她若是推算得不错的话,今儿个正是侯府老夫人借着带着侯府嫡孙周显宗出城上香的功夫,去到城外,和那对渣男贱女团聚去了。

嗯,侯府老夫人临走之前,还特意到原主的帐上支走了五千两银票。

据侯府老夫人所说,她这样做,一则是替原主的亡夫周郁松和侯府嫡孙周显宗点长明灯,二是也给观里头添点香油钱。
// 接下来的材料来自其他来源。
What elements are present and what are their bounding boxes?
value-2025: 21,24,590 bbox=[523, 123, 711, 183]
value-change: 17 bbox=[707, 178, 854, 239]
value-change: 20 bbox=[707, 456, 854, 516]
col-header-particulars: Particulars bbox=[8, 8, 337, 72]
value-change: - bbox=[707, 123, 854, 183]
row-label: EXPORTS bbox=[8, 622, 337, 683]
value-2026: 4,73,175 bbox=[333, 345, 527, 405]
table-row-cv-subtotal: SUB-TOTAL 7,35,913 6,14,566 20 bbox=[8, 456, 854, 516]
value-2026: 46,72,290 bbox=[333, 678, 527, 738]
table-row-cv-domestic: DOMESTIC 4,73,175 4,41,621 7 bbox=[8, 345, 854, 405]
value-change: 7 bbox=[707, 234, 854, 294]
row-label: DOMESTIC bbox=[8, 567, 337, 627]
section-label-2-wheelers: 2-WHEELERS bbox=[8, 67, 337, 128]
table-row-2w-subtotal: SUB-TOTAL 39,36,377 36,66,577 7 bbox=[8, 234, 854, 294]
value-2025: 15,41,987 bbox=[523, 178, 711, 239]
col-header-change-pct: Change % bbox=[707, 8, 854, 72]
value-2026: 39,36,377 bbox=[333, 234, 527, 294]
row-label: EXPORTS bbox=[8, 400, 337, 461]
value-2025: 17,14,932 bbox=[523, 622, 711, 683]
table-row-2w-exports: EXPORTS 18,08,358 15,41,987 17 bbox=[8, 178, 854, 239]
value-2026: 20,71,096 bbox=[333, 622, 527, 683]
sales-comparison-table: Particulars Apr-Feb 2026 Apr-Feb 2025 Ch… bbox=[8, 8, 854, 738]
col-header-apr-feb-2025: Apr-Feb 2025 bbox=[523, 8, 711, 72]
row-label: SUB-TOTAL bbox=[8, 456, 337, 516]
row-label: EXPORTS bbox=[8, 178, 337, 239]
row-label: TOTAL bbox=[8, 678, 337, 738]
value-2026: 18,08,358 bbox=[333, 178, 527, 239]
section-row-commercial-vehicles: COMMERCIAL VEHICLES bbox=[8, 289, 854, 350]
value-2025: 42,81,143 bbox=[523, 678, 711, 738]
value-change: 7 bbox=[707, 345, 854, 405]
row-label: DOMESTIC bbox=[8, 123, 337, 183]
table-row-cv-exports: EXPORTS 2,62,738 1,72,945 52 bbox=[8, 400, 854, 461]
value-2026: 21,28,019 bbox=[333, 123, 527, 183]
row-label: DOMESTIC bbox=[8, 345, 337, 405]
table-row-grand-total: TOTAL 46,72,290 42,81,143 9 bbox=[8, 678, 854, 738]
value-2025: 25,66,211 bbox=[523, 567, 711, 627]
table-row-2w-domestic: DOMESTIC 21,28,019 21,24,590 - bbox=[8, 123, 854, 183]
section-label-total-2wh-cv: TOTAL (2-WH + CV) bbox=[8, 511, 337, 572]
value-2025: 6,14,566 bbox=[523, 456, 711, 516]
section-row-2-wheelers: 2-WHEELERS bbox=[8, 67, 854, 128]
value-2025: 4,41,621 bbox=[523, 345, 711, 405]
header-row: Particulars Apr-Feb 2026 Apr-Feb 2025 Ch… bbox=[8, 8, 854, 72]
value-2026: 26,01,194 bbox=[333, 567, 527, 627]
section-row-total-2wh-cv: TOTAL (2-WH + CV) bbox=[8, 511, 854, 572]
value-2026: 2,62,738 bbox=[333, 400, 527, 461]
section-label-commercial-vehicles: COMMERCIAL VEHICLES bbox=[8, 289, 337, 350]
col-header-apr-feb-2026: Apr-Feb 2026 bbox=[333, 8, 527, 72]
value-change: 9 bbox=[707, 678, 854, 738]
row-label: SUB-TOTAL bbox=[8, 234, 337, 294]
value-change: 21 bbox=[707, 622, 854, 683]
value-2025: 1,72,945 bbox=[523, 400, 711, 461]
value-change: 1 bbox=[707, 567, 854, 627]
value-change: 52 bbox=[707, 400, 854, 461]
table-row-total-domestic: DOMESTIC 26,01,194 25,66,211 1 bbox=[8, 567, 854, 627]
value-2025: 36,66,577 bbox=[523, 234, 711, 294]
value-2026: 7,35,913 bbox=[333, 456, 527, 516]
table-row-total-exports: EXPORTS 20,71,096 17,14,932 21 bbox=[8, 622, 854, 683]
原主从来不知,她的银子,什么时候起,却经由侯府老夫人的手,将那香油钱添给了周郁松的外室了。

“夫人,您今儿个准备去哪儿?”

车夫问。

易千歌不愉的睨了他一眼:“我自去哪里,你依我意只管驾车便是,如若不然,我难道去哪儿,你还要向什么人特意去报告跑一场吗?

你是主子还是我是主子!”

原主对侯府的人从来没有什么防备心,就是个典型的任劳任怨的苦情女子。

她孰不知,无论她为侯府付出多少,整个侯府上至主子下至车夫,始终都只拿她当个供其吸血的外人罢了。

他们防着她紧得很呢。

“是是是,是小的多言了。”

车夫抹了抹泪,后背不经意间竟升腾起了几抹凉意,他总觉得今儿个的侯府主母,壳子虽然还是那个壳子,内里却好似换了个人一般。

此人,凌厉得很呐。

“驾……”

易千歌领着原主的心腹婢女红桃上了马车。

车夫这才惶恐不安的驾起了马车来。